In November 2012, Henning von Nordheim, Scientific Director and Head of Marine and Coastal Nature Conservation at Bf N chaired the workshop of oyster scientists and restoration practitioners at the headquarters of Bf N’s International Academy for Nature Conservation (INA) on the Isle of Vilm in the Baltic Sea. The workshop was attended by experts from Germany, the UK, Denmark, Holland, France, Spain and the US. The workshop opened with a briefing by the IFAO scientists on the history of the flat oyster in the North Sea and Wadden Sea.

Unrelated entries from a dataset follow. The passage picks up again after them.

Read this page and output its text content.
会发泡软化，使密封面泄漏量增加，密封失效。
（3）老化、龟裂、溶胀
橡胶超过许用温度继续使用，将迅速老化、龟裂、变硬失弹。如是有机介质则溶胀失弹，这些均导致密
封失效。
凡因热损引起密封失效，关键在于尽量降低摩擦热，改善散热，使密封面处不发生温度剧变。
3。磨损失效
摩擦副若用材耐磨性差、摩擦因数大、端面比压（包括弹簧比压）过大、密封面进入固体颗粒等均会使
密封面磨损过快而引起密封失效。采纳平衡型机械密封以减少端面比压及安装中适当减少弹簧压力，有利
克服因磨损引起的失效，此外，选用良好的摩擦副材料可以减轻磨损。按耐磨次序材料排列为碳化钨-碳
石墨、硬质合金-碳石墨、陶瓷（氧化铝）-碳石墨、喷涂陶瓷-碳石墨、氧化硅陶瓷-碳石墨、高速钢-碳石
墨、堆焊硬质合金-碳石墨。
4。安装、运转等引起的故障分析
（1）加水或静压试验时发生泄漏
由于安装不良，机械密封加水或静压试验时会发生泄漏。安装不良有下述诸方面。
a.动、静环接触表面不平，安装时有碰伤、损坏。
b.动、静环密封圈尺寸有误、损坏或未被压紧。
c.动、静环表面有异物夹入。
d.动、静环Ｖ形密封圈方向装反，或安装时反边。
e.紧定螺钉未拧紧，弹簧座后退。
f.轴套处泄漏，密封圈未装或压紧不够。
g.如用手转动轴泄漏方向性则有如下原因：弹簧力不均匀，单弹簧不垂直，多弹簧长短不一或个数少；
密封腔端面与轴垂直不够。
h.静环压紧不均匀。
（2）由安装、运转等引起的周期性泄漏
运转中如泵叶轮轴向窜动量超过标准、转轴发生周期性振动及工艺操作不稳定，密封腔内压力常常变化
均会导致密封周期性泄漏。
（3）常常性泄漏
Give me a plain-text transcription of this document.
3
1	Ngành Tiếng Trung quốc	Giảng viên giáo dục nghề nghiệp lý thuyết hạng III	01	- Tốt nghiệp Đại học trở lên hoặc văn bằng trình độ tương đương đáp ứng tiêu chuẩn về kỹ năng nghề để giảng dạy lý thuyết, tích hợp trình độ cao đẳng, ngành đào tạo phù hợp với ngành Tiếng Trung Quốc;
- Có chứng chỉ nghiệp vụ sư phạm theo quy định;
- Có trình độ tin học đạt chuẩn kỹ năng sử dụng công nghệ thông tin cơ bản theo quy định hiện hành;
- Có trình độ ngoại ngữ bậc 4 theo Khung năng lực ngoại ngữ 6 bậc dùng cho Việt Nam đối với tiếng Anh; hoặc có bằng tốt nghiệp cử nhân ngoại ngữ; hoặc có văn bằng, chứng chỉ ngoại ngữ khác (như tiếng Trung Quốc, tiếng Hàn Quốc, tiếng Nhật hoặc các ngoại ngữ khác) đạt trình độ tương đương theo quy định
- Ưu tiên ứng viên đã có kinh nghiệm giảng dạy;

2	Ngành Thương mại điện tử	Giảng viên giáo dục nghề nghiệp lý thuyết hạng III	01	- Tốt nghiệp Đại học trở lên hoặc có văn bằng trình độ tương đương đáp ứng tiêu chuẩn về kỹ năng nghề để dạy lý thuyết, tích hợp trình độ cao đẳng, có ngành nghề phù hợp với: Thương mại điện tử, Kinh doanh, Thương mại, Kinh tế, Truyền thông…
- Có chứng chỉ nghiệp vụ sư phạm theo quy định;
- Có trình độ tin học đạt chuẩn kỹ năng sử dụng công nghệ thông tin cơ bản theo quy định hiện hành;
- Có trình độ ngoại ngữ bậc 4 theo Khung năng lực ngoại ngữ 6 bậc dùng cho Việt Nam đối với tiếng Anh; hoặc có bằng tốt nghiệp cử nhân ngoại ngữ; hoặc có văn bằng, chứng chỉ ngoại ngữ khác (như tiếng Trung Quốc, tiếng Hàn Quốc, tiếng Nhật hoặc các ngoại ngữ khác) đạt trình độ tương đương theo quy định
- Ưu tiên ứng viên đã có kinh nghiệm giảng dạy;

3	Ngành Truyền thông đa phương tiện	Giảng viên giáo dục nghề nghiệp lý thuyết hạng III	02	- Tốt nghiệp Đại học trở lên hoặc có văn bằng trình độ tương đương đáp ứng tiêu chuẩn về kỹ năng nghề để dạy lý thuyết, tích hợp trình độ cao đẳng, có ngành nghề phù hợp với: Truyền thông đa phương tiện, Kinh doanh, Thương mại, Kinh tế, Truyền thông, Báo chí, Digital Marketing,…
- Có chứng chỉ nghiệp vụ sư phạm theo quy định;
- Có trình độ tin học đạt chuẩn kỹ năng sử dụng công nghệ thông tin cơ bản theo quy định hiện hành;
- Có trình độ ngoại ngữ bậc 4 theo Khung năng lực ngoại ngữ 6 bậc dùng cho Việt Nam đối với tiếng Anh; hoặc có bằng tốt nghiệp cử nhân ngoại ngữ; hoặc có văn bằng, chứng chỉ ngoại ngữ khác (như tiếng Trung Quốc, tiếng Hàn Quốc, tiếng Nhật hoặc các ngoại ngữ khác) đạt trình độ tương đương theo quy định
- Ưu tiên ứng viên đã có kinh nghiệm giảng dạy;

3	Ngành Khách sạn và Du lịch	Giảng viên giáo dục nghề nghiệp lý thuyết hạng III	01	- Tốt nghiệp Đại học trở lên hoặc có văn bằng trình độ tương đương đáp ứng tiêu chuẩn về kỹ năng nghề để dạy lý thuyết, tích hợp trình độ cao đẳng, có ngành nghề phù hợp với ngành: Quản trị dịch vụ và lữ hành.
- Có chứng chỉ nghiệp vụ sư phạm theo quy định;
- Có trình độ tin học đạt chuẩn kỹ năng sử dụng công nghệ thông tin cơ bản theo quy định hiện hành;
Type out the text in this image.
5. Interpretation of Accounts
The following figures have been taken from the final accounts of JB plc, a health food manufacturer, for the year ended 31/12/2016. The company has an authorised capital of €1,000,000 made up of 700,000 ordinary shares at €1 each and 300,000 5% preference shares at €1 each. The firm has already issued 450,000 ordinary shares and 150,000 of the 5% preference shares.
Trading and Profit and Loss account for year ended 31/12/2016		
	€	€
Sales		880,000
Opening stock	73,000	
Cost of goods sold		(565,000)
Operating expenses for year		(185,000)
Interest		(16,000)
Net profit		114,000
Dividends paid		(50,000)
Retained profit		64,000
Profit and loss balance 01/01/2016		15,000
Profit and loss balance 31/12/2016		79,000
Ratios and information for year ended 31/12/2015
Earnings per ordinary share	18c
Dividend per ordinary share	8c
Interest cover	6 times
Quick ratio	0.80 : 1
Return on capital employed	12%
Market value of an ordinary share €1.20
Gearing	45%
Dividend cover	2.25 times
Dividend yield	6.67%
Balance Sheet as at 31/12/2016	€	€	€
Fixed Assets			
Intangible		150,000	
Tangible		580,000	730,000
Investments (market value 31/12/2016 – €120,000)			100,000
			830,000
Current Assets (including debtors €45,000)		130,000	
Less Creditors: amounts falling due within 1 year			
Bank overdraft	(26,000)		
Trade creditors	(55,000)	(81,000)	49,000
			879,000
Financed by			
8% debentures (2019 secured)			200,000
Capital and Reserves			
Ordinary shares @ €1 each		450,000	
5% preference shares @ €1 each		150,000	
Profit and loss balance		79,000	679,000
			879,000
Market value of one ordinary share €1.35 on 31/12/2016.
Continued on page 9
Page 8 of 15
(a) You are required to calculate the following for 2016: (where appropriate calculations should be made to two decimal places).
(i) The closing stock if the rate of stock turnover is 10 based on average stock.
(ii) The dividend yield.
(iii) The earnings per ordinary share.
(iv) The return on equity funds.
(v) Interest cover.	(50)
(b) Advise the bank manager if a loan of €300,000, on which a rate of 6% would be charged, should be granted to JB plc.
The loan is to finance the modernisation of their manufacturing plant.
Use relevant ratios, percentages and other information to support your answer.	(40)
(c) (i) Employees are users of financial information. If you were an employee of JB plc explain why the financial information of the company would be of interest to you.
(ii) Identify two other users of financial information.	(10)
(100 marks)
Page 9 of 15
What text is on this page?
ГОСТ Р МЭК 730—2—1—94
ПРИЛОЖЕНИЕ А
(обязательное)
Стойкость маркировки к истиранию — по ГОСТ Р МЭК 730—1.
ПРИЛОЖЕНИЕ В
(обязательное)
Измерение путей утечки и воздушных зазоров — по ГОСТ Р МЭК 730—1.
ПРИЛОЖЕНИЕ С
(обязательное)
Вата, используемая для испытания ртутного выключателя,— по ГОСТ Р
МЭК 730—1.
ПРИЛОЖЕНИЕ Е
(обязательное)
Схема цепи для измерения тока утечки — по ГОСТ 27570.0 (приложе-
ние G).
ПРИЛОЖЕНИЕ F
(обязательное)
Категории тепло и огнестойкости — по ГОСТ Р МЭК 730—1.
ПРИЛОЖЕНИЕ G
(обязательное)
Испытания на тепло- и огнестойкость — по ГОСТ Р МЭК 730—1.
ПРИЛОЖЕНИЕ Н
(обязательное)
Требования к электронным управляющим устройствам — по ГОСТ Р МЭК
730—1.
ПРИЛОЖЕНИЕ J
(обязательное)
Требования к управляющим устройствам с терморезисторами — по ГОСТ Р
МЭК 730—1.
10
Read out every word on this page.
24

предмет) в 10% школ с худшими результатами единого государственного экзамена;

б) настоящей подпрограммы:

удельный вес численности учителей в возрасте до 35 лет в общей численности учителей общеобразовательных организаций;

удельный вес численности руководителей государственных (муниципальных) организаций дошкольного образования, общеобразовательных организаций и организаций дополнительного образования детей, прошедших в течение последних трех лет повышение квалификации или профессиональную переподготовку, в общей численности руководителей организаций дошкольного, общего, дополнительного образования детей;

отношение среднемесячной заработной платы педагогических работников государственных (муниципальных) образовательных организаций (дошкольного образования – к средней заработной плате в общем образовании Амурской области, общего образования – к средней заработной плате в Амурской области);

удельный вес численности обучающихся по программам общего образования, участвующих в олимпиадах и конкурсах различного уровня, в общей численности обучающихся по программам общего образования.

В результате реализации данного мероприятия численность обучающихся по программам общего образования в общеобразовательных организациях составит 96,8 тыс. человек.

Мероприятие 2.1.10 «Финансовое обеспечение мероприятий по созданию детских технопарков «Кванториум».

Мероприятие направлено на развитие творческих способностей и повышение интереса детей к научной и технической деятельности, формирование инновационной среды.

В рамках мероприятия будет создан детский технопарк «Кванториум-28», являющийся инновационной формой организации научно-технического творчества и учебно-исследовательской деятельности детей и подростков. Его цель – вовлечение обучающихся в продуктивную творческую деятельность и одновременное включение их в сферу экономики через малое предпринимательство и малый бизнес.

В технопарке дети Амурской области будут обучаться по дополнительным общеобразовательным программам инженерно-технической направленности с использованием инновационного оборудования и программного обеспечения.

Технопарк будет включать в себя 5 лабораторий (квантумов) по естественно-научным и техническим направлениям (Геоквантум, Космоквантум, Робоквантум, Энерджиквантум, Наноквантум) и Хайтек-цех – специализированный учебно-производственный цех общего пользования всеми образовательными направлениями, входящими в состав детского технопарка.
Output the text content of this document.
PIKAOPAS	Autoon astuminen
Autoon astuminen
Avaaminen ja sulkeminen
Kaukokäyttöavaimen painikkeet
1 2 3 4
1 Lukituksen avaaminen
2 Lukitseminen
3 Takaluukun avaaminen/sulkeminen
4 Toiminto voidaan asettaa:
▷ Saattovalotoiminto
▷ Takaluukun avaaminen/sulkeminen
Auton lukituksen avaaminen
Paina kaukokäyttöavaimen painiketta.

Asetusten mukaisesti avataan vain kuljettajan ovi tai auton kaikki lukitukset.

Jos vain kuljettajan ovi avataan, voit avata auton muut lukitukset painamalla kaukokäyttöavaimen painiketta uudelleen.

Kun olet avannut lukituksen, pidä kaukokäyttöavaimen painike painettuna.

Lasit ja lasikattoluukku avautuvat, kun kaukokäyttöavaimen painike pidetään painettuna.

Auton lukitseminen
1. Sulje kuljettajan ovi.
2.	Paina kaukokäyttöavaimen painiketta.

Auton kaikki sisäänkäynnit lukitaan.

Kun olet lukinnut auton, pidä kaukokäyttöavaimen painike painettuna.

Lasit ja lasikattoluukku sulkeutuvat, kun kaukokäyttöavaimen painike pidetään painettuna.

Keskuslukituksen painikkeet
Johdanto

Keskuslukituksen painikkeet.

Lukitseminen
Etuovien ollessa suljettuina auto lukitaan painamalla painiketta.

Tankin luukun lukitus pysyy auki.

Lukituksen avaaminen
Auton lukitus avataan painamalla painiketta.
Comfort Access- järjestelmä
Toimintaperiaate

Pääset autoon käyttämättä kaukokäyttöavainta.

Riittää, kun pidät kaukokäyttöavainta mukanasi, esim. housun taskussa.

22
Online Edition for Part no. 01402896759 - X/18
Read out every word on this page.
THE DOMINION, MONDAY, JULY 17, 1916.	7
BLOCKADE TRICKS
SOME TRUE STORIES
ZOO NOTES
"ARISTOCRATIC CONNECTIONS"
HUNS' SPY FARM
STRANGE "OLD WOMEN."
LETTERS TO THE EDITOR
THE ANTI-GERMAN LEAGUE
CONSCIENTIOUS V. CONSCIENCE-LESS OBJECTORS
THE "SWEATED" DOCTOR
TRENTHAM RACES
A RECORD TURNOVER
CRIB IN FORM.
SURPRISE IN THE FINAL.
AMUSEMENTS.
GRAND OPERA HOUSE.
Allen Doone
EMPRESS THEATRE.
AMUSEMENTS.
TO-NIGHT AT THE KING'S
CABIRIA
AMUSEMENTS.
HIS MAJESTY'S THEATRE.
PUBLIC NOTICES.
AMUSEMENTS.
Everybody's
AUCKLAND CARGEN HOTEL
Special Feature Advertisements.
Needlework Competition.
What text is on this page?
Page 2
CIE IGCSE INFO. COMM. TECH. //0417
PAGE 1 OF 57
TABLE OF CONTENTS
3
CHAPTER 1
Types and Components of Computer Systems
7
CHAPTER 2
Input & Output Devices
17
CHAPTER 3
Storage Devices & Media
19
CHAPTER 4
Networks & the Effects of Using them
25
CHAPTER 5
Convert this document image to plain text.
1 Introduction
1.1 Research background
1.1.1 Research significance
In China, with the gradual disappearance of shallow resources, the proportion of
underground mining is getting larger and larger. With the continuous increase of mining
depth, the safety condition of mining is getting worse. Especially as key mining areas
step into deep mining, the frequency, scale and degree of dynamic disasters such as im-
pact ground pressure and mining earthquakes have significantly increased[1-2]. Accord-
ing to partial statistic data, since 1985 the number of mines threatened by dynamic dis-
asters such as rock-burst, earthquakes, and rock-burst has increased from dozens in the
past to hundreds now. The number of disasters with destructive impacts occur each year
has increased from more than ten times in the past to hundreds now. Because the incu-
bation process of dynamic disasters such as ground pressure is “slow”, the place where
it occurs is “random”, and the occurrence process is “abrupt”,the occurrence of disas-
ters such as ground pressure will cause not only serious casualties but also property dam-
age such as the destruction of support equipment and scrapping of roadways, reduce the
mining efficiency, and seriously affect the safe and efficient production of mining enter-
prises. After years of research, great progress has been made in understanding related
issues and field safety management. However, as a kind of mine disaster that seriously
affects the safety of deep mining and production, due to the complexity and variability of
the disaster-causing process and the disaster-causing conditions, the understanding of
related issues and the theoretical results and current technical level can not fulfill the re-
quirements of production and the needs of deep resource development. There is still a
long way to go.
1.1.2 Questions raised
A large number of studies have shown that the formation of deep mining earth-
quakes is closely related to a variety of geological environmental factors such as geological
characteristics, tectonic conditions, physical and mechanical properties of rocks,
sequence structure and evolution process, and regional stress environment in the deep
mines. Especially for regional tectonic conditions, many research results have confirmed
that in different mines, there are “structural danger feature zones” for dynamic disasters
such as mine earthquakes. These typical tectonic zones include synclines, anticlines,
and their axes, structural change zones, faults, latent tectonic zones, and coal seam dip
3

|Map showing North and Wadden Seas|
The oyster beds on the tidal flats of the Wadden Sea may have been the first managed fisheries in Europe. In the 1500’s, the Danish monarchy, then ruling over the German Bight, decreed that all oysters belonged to the crown. In 1587, a permit was introduced for the harvest of oysters by those not fishing on behalf of the King. By 1652, fishing rights had been established and stock assessment introduced, but by the late 1600’s, the nearshore beds had been fished out. The deeper, and very extensive, oyster grounds in the North Sea and English Channel were fished out with the introduction of unrestricted industrial dredging in the second half of the 1800’s. The flat oyster is now functionally extinct in the Wadden Sea and the deeper grounds of the North Sea and English Channels.